Now the question is: Can Obama and his party retain that national security edge in the face of old doubts about the party and new global challenges?

The Democratic Party shouldn't rest easy on its national security laurels. Focus groups conducted by the polling firm Greenberg Quinlan Rosner during this year's election show the public's trust in Obama on national security has not yet erased their doubts about his party. Swing voters, while saying they were "pleasantly surprised" by Obama's strength on handling global challenges, said they still saw the Democratic Party as a party that lacks skill in commanding the military, is too slow in recognizing foreign threats, and bends too much to public opinion rather than having a clear strategic vision.

If Obama and the Democratic Party are to maintain and strengthen their newfound standing on national security, they should heed three key lessons from Obama's national security record over the past four years:

First, they need to continue demonstrating that they understand the needs and perspectives of the military. Obama has done this well -- spending time with the troops; personally meeting the fallen when they arrive at Dover Air Force Base; showing unstinting support, along with the first lady, for military families; and above all, showing real regard for the advice of his military advisors.

Showing concern for the military does not mean giving it an unlimited budget. The public understands that as the United States ends the wars, it is time for a leaner, more modern military -- even if the Republican Party does not. It is instructive that in this year's Senate race in military-heavy Virginia, Republican George Allen focused his campaign against Democrat Tim Kaine on the case against Pentagon budget cuts -- and lost. Yet Democrats do need to show that they take the Pentagon's readiness concerns seriously and that they are committed to maintaining the most advanced military on the planet.

Second, Democrats shouldn't hesitate to use military force when absolutely necessary. They must support methods of projecting and deploying American power -- including drones and special operations forces -- that are both effective and economical. That means, for example, that if al Qaeda affiliates are popping up in places like Yemen or Sudan, Democrats should be prepared to take the fight to them where they are. And it means that in limited circumstances, like the revolution in Libya, the United States should be prepared to join its allies in using force to come to the aid of people fighting in support of U.S. strategic interests and shared values. Democrats should also emphasize diplomatic strategies that can achieve America's goals, like the Obama administration's current approach to Iran and its pivot to Asia.

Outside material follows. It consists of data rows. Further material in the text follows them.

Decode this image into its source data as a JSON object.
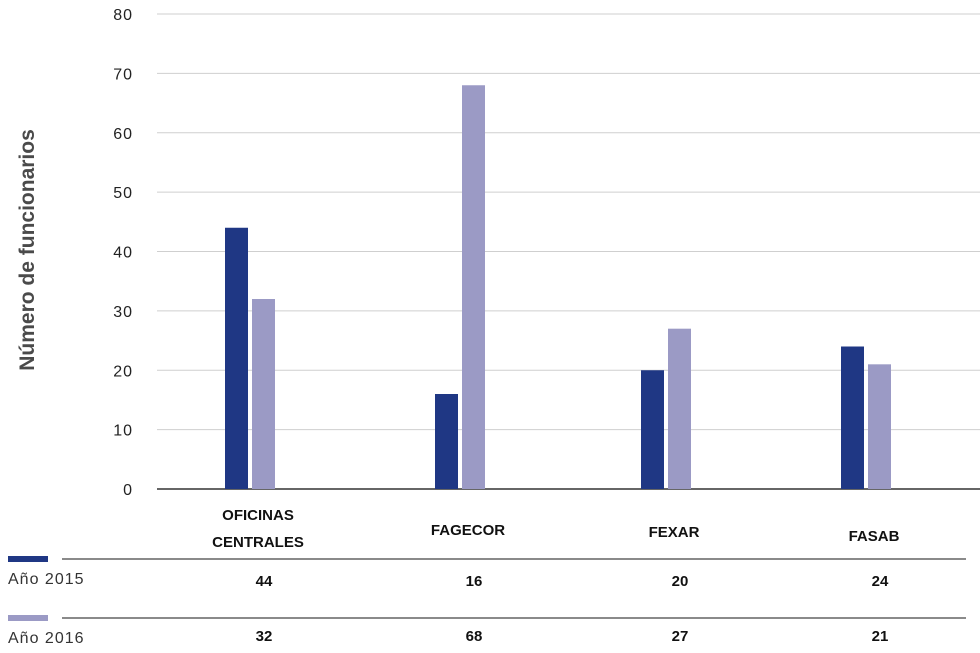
{
  "chart_data": {
    "type": "bar",
    "ylabel": "Número de funcionarios",
    "ylim": [
      0,
      80
    ],
    "yticks": [
      0,
      10,
      20,
      30,
      40,
      50,
      60,
      70,
      80
    ],
    "grid": true,
    "categories": [
      [
        "OFICINAS",
        "CENTRALES"
      ],
      [
        "FAGECOR"
      ],
      [
        "FEXAR"
      ],
      [
        "FASAB"
      ]
    ],
    "series": [
      {
        "name": "Año 2015",
        "color": "#1f3784",
        "values": [
          44,
          16,
          20,
          24
        ]
      },
      {
        "name": "Año 2016",
        "color": "#9b9ac5",
        "values": [
          32,
          68,
          27,
          21
        ]
      }
    ],
    "data_table": {
      "rows": [
        {
          "series": "Año 2015",
          "values": [
            "44",
            "16",
            "20",
            "24"
          ]
        },
        {
          "series": "Año 2016",
          "values": [
            "32",
            "68",
            "27",
            "21"
          ]
        }
      ]
    }
  }
}
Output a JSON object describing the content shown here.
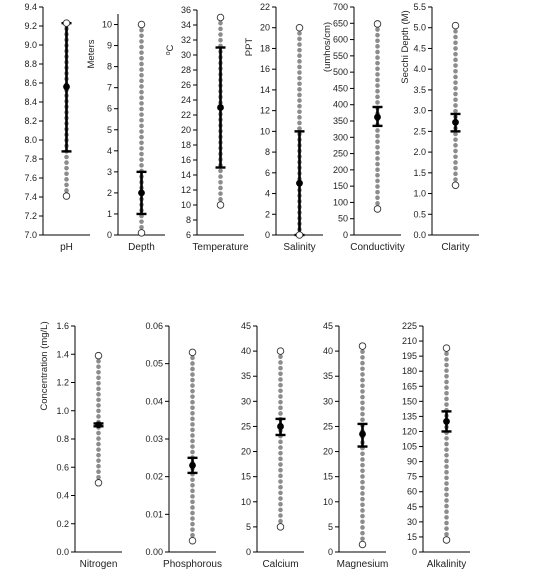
{
  "chart_data": [
    {
      "type": "range",
      "category": "pH",
      "ylabel": "",
      "ylim": [
        7.0,
        9.4
      ],
      "ticks": [
        7.0,
        7.2,
        7.4,
        7.6,
        7.8,
        8.0,
        8.2,
        8.4,
        8.6,
        8.8,
        9.0,
        9.2,
        9.4
      ],
      "decimals": 1,
      "min": 7.41,
      "max": 9.23,
      "mean": 8.56,
      "lower": 7.88,
      "upper": 9.23
    },
    {
      "type": "range",
      "category": "Depth",
      "ylabel": "Meters",
      "ylim": [
        0,
        10.5
      ],
      "ticks": [
        0,
        1,
        2,
        3,
        4,
        5,
        6,
        7,
        8,
        9,
        10
      ],
      "decimals": 0,
      "min": 0.1,
      "max": 10.0,
      "mean": 2.0,
      "lower": 1.0,
      "upper": 3.0
    },
    {
      "type": "range",
      "category": "Temperature",
      "ylabel": "oC",
      "ylim": [
        6,
        36
      ],
      "ticks": [
        6,
        8,
        10,
        12,
        14,
        16,
        18,
        20,
        22,
        24,
        26,
        28,
        30,
        32,
        34,
        36
      ],
      "decimals": 0,
      "min": 10.0,
      "max": 35.0,
      "mean": 23.0,
      "lower": 15.0,
      "upper": 31.0
    },
    {
      "type": "range",
      "category": "Salinity",
      "ylabel": "PPT",
      "ylim": [
        0,
        22
      ],
      "ticks": [
        0,
        2,
        4,
        6,
        8,
        10,
        12,
        14,
        16,
        18,
        20,
        22
      ],
      "decimals": 0,
      "min": 0.0,
      "max": 20.0,
      "mean": 5.0,
      "lower": 0.0,
      "upper": 10.0
    },
    {
      "type": "range",
      "category": "Conductivity",
      "ylabel": "(umhos/cm)",
      "ylim": [
        0,
        700
      ],
      "ticks": [
        0,
        50,
        100,
        150,
        200,
        250,
        300,
        350,
        400,
        450,
        500,
        550,
        600,
        650,
        700
      ],
      "decimals": 0,
      "min": 80,
      "max": 648,
      "mean": 362,
      "lower": 335,
      "upper": 393
    },
    {
      "type": "range",
      "category": "Clarity",
      "ylabel": "Secchi Depth (M)",
      "ylim": [
        0,
        5.5
      ],
      "ticks": [
        0.0,
        0.5,
        1.0,
        1.5,
        2.0,
        2.5,
        3.0,
        3.5,
        4.0,
        4.5,
        5.0,
        5.5
      ],
      "decimals": 1,
      "min": 1.2,
      "max": 5.05,
      "mean": 2.72,
      "lower": 2.5,
      "upper": 2.92
    },
    {
      "type": "range",
      "category": "Nitrogen",
      "ylabel": "Concentration (mg/L)",
      "ylim": [
        0.0,
        1.6
      ],
      "ticks": [
        0.0,
        0.2,
        0.4,
        0.6,
        0.8,
        1.0,
        1.2,
        1.4,
        1.6
      ],
      "decimals": 1,
      "min": 0.49,
      "max": 1.39,
      "mean": 0.9,
      "lower": 0.89,
      "upper": 0.91
    },
    {
      "type": "range",
      "category": "Phosphorous",
      "ylabel": "",
      "ylim": [
        0.0,
        0.06
      ],
      "ticks": [
        0.0,
        0.01,
        0.02,
        0.03,
        0.04,
        0.05,
        0.06
      ],
      "decimals": 2,
      "min": 0.003,
      "max": 0.053,
      "mean": 0.023,
      "lower": 0.021,
      "upper": 0.025
    },
    {
      "type": "range",
      "category": "Calcium",
      "ylabel": "",
      "ylim": [
        0,
        45
      ],
      "ticks": [
        0,
        5,
        10,
        15,
        20,
        25,
        30,
        35,
        40,
        45
      ],
      "decimals": 0,
      "min": 5.0,
      "max": 40.0,
      "mean": 25.0,
      "lower": 23.3,
      "upper": 26.5
    },
    {
      "type": "range",
      "category": "Magnesium",
      "ylabel": "",
      "ylim": [
        0,
        45
      ],
      "ticks": [
        0,
        5,
        10,
        15,
        20,
        25,
        30,
        35,
        40,
        45
      ],
      "decimals": 0,
      "min": 1.5,
      "max": 41.0,
      "mean": 23.5,
      "lower": 21.0,
      "upper": 25.5
    },
    {
      "type": "range",
      "category": "Alkalinity",
      "ylabel": "",
      "ylim": [
        0,
        225
      ],
      "ticks": [
        0,
        15,
        30,
        45,
        60,
        75,
        90,
        105,
        120,
        135,
        150,
        165,
        180,
        195,
        210,
        225
      ],
      "decimals": 0,
      "min": 12,
      "max": 203,
      "mean": 130,
      "lower": 120,
      "upper": 140
    }
  ],
  "colors": {
    "dots": "#8c8c8c",
    "bar": "#000000",
    "axis": "#000000",
    "open_marker_fill": "#ffffff"
  }
}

Third, Democrats need to amplify their vision of America's role in the world. Obama has chartered a new course for the 21st century: He envisions an America unafraid but uneager to use force, an America committed to advancing democracy around the world but without Bush's blunt-force approach, and an America that recognizes that change can carry both great promise and great risk for the country and its interests. Democrats need to build on this vision by showing that they will not pull back from the world as America's wars in Iraq and Afghanistan end and will not defund international engagement at a time of tight resources -- that, instead, they will use the U.S. military, diplomacy, alliances, and moral suasion to make Americans safer and more prosperous.

One presidential term -- even a very successful one -- hasn't been enough to completely erase doubts about Democrats and their ability to lead on security. But two such terms might be, as long as Democrats approach security issues with seriousness and heed the lessons that voters are offering.